In an update by NAB Group Economics – China’s economy at a glance – the weakness of China’s industrial sector, which fell 2.5 per cent in Q3, is in stark contrast to the growth in the country’s services sector.
“The weakness in the ‘old economy’ remains evident – industrial production slowed further in October, while investment continued to trend lower (albeit recording marginally stronger growth than in September) – led by contractions in the real estate sector (where new construction activity remains weak),” NAB said.
NAB noted that China’s service sector is now substantiating itself as the largest contributor to economic growth. The services sector contributed around four per cent to GDP in Q3.

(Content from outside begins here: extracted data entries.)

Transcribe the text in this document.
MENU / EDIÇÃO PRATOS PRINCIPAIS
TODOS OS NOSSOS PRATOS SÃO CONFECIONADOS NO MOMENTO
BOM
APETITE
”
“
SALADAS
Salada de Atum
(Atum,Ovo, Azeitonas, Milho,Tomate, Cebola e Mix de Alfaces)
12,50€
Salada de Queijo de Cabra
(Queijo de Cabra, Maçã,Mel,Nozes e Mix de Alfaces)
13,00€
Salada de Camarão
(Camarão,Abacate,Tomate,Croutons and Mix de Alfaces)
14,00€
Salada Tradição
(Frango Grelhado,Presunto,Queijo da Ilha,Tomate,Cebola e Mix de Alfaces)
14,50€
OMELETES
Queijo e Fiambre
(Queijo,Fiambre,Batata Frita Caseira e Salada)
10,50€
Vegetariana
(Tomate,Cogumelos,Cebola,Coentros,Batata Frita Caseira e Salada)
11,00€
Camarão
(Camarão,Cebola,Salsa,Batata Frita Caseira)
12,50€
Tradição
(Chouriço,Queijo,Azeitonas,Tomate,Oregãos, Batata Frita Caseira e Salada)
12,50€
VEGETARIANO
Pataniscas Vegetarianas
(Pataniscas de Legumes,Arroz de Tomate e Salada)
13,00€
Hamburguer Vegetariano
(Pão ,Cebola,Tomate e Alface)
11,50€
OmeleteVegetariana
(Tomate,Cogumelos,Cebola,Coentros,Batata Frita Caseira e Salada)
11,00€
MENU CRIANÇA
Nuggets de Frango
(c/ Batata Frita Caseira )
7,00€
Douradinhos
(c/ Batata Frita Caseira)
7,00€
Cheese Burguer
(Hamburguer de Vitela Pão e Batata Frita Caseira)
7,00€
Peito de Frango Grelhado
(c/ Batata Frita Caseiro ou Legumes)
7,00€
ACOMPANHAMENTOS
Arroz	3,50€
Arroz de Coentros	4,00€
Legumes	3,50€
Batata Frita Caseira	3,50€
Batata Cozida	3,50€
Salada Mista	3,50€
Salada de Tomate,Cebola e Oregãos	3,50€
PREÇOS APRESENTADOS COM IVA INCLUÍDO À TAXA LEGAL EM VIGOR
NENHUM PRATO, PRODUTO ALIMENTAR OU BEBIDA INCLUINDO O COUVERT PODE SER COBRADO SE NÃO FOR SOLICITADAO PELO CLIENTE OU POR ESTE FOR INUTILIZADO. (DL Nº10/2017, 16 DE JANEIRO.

“Despite the correction that commenced in June, the finance sector continued to contribute a sizeable share of service sector growth in Q3 – accounting for 28 per cent of total services growth.
“Given that the equities boom commenced in Q4 2014, it is unlikely that finance will continue to provide significant growth momentum in this quarter,” NAB stated.
NAB also noted that the country’s benchmark one-year lending rate of 4.35 per cent, following its cut by the People’s Bank of China’s (PBoC) in late October, is likely to fall again.
“Given the comparatively high rate – when compared with policy rates in advanced economies – the PBoC has considerable scope for further monetary policy easing.
“We expect two further cuts in H1 2016 – to bring rates to 3.85 per cent by mid-year. Further cuts to the Required Reserve Ratio will also be likely to ensure adequate liquidity remains in financial markets,” the update said.